With that, the piece drones on to a closure, with Helen Davies of the National Sheep Association telling us that "we will survive". She adds: "We all might have to work just a little bit harder to survive to start off with but I think once we've got over that initial sort of coming out of Brexit, I think there will be a positive future for us".

"It's difficult on the Brexit front-line", the BBC enfant savant concludes, "but one thing is for sure - the Welsh lamb industry is up for the fight".

In reality, the Welsh lamb industry doesn't seem to have the first idea of the shit-storm that is about to blow it away. What is confronting it is so potentially devastating that, unless urgent action is taken, within ten years you'll have to go to a zoo to find a sheep in Wales.

Going back to the idiot Deacon, if the journos had the first idea of what Brexit entailed, and had even the basic skills needed to do their jobs, they would have no end of "interesting" stories – starting off with the impending collapse of the Welsh lamb industry and all the economic and social trauma that that will bring. Their next port of call might be COM(2018) 397 final proposing a Regulation "complementing EU type-approval legislation with regard to the withdrawal of the United Kingdom from the Union".
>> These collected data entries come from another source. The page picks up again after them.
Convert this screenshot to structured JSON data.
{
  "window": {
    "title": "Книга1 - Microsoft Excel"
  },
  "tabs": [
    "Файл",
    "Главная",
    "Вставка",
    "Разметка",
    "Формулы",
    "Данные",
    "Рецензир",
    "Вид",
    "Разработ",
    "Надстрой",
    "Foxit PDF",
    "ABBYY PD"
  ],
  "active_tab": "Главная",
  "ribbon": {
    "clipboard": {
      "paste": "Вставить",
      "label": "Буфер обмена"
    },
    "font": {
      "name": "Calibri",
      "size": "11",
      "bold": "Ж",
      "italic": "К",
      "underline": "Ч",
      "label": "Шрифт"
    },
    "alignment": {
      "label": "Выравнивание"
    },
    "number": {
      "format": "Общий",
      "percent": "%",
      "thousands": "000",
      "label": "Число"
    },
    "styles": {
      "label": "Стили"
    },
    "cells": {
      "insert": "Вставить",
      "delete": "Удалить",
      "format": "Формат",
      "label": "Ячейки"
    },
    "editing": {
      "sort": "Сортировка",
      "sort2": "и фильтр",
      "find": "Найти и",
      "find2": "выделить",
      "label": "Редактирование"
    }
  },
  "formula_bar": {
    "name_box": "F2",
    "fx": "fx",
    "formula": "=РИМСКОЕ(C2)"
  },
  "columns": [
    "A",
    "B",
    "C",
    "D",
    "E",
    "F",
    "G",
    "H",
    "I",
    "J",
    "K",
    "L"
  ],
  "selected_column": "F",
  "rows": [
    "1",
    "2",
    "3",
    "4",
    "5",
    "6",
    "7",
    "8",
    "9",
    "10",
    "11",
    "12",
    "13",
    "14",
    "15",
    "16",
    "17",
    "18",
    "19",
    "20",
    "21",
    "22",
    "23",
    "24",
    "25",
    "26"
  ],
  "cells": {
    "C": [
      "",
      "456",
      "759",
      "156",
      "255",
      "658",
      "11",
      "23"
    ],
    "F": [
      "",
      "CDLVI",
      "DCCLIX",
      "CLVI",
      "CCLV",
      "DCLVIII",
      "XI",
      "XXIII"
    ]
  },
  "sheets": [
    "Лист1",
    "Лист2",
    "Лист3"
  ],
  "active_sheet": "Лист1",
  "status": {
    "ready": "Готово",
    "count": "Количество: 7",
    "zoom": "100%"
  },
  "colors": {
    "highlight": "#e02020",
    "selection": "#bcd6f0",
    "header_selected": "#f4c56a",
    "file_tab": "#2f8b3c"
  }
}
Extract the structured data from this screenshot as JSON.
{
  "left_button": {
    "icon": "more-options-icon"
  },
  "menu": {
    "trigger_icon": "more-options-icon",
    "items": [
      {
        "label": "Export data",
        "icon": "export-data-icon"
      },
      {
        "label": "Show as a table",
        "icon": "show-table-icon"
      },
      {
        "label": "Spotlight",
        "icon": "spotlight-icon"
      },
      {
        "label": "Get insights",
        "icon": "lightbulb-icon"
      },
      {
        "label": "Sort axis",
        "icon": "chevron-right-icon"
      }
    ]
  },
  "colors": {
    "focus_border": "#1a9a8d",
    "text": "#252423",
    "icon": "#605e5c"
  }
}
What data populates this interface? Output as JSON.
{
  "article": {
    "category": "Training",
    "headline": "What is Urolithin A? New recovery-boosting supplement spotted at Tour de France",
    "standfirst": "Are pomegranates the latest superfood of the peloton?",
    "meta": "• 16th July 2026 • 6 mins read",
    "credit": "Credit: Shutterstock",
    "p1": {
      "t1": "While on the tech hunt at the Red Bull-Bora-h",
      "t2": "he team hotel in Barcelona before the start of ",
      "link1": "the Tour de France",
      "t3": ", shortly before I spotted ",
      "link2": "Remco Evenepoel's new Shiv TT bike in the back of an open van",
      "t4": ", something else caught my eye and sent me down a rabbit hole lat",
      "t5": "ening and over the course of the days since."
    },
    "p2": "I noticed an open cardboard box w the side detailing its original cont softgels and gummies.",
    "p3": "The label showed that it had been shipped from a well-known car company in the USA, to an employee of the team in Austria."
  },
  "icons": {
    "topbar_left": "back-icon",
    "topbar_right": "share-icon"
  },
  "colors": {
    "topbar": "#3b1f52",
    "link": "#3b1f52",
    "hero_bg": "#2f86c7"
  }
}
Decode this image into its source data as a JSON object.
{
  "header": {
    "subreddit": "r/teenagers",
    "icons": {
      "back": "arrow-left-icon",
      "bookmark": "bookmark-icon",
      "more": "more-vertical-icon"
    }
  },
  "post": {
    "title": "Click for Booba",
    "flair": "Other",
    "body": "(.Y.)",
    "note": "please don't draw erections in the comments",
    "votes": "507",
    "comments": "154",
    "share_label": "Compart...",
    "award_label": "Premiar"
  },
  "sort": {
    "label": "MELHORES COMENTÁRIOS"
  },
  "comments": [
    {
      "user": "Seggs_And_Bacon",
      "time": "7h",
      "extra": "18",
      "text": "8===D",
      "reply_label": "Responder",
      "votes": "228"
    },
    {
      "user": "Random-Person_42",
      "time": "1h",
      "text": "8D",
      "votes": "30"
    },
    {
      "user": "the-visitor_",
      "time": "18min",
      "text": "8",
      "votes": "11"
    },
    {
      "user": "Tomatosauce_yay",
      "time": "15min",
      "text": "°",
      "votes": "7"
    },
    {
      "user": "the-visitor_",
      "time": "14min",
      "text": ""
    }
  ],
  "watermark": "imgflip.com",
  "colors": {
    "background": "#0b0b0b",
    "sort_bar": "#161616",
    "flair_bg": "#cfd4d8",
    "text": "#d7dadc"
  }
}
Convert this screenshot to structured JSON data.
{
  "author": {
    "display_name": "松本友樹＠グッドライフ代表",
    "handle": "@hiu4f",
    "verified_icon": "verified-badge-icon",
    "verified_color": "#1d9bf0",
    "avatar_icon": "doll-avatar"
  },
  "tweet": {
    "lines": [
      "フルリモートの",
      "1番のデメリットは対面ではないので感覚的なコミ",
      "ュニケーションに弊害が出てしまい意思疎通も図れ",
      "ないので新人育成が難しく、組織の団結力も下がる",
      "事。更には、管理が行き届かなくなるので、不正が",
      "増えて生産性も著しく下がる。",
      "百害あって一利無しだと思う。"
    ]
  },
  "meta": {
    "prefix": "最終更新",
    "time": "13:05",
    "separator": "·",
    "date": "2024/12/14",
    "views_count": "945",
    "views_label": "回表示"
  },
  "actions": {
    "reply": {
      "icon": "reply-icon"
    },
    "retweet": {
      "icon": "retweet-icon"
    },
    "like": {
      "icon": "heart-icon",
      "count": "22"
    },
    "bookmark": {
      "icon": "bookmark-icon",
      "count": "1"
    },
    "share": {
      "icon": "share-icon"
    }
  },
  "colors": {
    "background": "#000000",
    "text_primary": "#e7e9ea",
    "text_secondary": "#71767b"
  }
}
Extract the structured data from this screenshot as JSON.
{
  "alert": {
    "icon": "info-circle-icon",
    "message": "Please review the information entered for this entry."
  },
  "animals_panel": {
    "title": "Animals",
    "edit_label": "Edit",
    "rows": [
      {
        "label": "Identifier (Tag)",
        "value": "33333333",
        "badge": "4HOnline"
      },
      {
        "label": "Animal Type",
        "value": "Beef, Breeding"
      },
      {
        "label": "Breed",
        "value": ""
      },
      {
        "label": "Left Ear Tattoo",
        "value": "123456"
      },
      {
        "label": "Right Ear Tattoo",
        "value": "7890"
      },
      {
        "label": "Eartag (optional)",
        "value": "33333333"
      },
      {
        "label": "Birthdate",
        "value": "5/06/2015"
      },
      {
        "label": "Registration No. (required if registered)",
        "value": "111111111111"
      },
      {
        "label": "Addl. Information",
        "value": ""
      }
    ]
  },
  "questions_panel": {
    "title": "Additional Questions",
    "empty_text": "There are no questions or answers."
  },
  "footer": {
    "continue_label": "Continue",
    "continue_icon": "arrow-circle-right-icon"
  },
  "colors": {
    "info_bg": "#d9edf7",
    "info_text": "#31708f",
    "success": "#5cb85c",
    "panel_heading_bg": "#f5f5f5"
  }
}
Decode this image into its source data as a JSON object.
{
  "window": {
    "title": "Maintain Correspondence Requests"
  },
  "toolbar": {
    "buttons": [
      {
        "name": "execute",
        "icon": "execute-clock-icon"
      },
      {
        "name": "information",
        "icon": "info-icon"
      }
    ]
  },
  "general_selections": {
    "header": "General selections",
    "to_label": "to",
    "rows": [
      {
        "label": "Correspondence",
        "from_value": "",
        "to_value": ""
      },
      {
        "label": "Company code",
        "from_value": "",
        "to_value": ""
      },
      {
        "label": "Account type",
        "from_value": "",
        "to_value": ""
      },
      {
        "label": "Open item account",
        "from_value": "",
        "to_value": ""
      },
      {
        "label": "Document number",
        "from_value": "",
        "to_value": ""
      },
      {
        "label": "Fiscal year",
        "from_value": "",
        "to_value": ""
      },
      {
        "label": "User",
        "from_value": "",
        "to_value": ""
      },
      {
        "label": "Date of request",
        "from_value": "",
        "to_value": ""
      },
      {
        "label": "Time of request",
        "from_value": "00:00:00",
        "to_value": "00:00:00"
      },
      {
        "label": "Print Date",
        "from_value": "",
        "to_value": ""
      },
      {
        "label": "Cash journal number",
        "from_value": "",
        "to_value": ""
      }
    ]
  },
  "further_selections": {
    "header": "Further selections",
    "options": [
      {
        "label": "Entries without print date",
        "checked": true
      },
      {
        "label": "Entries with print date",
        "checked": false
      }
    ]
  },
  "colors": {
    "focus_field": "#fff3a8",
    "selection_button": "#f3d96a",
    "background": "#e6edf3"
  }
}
The intended result is the instrument by which the Commission aims to liberate the UK car industry from its current regulatory base so that, in preparation for Brexit, manufacturers can transfer type approvals to EU regulators, thus enabling them to keep trading.

This is particularly useful for operations such as Skoda, which had elected to seek approval from UK regulators – as it was entitled to do under EU law. Unlike market authorisations for medicines, there has been no provision to transfer type approvals. This exposed car manufacturers who had UK approvals to the cost and delays of seeking new approvals, potentially having to shut down production until new approvals were granted.

Together with COM(2018) 447 final on the European space programme, this is tangible evidence of the EU distancing itself from the UK, breaking the administrative and regulatory bonds that have tied us all together for so long.

Such activity makes a mockery of any expectations that the EU would entertain revocation of the Article 50 notification. We have heard from many sources that, psychologically, the "colleagues" have already written off the UK. Now they are making it a reality. There is no going back.

Any halfway good journalist should be able to find enough "interest" in that to make a decent news story. But we don't have even halfway good journalists any more. Between shrieking girlies and zombies addicted to the "biff-bam" of personality politics, it is unsurprising that Brexit gets such a bad press. Reporting it adequately is totally beyond their ken.